Restructuring Should be Strategic
Many businesses look for short cuts when it comes to restructuring. Nevertheless, restructuring should be strategic where businesses can set strategic goals and avoid any long term losses. No matter how big the issues arise during the crisis, such as the coronavirus pandemic, businesses should take time to plan strategic long-term restructuring that will bring benefits. Restructuring experts are finding themselves in demand, anticipating that companies will not be able to make good on their promises on time.
As organisations have become more sophisticated, agile, and responsive to market needs, business restructures should now aim far beyond simple capacity and headcount reduction. The main goal should be to improve long-term health and capacity. Having the right business strategy is one of the keys to success.
Moreover, restructuring is more likely to be successful when managers first understand the fundamental business/strategic problem or opportunity that their company faces. An example of Chase Manhattan Bank and Chemical Bank is when they used their merger as an opportunity to both reduce operating costs and achieve an important strategic objective.

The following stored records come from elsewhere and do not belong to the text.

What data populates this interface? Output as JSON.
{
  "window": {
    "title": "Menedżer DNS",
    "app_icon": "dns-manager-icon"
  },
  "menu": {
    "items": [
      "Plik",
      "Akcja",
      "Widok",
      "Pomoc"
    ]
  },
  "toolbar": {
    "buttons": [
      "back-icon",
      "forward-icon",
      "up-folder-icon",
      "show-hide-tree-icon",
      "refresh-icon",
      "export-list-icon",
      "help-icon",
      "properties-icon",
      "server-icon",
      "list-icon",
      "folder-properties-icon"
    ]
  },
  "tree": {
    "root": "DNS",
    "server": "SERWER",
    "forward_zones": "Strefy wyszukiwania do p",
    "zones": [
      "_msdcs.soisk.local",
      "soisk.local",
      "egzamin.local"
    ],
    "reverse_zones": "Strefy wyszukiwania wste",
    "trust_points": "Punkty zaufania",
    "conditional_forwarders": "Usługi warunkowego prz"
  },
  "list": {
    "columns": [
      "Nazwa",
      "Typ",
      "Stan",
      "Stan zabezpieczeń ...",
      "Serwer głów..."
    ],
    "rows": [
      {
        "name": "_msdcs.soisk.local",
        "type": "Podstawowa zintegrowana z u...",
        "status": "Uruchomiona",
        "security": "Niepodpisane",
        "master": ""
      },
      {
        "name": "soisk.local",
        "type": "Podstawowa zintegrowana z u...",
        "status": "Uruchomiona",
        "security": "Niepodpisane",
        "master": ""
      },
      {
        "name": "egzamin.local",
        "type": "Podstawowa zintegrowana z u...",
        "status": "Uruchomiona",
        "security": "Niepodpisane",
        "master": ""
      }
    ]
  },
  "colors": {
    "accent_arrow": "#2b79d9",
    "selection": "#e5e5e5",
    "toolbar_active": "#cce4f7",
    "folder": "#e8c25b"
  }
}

Combining the two banks created opportunities to eliminate overlaps in such areas as back-office staff, branch offices, and computing infrastructure. Management of both banks also believed that larger and more diversified financial institutions would increasingly have a comparative advantage in attracting new business from corporate and retail customers. The merger was therefore also viewed as a vehicle for increasing top-line revenue growth. Internal cost-cutting alone would not have enabled either bank to achieve this second goal.
Moving forward, COVID-19 related uncertainty is triggering a vast array of business restructuring activities. Companies that are facing fast changes and crises, tend to react poorly or irrationally due to the pressure. For example, removing a company’s product development team may improve short-term profit, but badly damage future sales. Businesses should think long term, and act on critical areas of their business, without removing supporting sectors.
Restructuring Impact on People
Management must know what it is trying to achieve and what it wants the company to look like following the business restructure. People need to know it’s not their fault and there’s a bigger picture they couldn’t change. Employers should provide help and support for those leaving the company. Such support can range from offering services, such as career coaching and mentoring, to helping them network and find new jobs.
Meanwhile, for those employers that find themselves in the position of having to change the composition of their workforce as they reorient the business to exploit new opportunities, there is a talent management secret: upskilling or reskilling the workforce. One US bank, upon shutting down 80 per cent of its branches as a result of the pandemic, used an AI system to analyse the skills and experience of the 35,000 staff affected. The aim, according to Bersin, was to understand who would be the fastest and easiest to retrain for call centre positions and who should be placed on leave.
Successful business restructures tend to feature much wider strategic goals that position them for future growth. Heading the restructuring path, employees should have more compassion and provide help to people leaving the company.
To sum up, one thing has come to light, a need for change. Businesses are becoming aware of technological and digital transformation needed to accelerate their business through online apps or retail shops. Therefore, the goal of many restructures is to ready businesses to bounce back in an economic recovery. Achieving strategic goals requires continuous improvement. Once you think you have finished, start again.